Lastly, mercy in the courts were exercised frequently mainly through discretion (Hay, 2004).   Discretion is the freedom to decide what to do in a particular situation or case. This these circumstances the judges are able to use discretion in court to minimize the damages the offender or accused will have to face due to how the judge believe in the likelihood of the offender or accused to commit the same offense.  In the contemporary Canadian law I believe we use discretion at a greater extent. For example, the sentencing of aboriginals are significantly minimized due to the acknowledgement of trauma this particular ethnic group has suffered from. Another example would be NCRMD  (Not Criminally Responsible on Account of Mental Disorder), these particular individuals have a great amount of discretion when it comes down to sentencing. In the case of Vince Li, he had decapitated another individual on the Greyhound Bus due to his mental illness. He was then acquitted by discretion of the judge to acknowledge his medical condition and his state of mind in the act of murdering another passenger.

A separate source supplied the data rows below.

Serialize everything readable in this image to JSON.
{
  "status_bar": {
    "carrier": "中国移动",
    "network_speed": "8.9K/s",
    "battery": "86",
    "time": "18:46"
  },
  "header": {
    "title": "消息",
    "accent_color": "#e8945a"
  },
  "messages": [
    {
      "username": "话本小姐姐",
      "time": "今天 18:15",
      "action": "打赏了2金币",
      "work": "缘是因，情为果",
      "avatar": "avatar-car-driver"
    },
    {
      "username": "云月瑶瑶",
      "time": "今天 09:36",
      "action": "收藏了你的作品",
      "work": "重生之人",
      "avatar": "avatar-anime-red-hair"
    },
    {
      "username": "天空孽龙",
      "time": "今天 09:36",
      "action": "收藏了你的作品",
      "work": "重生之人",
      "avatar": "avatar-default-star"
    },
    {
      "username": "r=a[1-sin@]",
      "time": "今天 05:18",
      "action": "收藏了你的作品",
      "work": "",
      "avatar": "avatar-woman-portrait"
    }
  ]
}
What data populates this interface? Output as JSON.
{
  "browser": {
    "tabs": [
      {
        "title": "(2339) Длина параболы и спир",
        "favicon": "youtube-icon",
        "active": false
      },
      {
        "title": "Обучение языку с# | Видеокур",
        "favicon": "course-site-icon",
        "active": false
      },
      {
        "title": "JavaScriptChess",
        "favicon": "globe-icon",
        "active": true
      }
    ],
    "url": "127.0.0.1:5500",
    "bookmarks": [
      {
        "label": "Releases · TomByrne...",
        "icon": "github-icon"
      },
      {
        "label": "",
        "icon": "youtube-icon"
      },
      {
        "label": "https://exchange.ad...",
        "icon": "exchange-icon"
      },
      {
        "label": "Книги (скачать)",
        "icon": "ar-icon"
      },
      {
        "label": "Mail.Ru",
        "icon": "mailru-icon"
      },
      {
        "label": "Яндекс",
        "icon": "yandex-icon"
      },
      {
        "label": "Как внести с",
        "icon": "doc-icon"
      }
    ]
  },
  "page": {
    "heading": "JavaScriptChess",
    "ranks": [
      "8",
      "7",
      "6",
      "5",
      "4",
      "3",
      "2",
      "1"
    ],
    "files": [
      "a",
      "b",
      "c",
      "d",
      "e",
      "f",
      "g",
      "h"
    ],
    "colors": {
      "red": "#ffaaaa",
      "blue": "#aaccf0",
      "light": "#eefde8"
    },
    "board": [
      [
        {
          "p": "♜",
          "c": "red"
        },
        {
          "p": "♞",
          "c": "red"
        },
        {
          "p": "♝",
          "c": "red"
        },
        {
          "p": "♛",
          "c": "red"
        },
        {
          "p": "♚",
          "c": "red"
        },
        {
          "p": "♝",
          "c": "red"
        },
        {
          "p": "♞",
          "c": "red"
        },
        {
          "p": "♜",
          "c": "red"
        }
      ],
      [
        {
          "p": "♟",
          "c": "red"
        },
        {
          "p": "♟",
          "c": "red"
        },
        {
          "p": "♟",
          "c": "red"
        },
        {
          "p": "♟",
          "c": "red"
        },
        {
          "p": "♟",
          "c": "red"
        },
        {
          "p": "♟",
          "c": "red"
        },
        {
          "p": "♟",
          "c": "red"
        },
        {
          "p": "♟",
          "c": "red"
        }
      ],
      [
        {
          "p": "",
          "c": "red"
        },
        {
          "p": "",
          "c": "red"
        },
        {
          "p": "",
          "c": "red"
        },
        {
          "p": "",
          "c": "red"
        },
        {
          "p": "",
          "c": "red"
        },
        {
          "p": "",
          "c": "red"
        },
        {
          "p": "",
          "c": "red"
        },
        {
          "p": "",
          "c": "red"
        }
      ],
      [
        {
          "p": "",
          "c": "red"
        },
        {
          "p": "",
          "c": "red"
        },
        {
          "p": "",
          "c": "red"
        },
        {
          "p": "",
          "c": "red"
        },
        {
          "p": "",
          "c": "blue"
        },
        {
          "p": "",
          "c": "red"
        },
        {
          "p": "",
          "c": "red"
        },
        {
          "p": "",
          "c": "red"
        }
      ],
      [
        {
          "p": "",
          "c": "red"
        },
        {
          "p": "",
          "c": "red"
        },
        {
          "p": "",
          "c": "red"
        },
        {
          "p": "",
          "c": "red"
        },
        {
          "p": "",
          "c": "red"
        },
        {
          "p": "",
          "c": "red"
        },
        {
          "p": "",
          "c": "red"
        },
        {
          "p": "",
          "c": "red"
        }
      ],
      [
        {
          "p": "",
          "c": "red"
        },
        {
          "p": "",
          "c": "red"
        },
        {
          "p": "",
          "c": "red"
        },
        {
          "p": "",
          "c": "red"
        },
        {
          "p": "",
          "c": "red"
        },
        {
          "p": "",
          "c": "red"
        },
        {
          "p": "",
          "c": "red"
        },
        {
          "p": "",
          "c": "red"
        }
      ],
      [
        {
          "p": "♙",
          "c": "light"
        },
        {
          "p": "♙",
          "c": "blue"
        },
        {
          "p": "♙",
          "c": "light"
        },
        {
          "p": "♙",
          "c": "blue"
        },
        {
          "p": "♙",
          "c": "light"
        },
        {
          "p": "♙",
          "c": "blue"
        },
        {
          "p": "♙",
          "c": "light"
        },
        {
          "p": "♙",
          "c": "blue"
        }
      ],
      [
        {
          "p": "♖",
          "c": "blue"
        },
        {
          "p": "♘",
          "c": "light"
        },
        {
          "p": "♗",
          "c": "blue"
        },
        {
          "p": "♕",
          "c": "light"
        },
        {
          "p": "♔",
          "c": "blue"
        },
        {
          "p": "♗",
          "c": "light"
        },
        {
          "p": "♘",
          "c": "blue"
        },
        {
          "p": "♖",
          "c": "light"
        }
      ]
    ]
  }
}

Marx`s take on how law functions in a Capitalist Society, “First, they suggest that the state comes into existence when class conflicts become irreconcilable, providing a context for it to position itself as an external arbiter of such conflicts. Although the capitalist state is ultimately a creation of the ruling class, developed to secure its overall interests, that real power needs to be obscured and legitimated. Here law plays an important role: it obscures that power by extending rights equally and universally to all- but it does so within a fundamentally unequal social context” (Pavlich, 2001). Marx’s statement is that law is located within the superstructure of society and that law arrives from the socio-economic base. The superstructure functioned upon the base of social relations as well as the means of production. Without these fundamentals, law would have been built on nothing.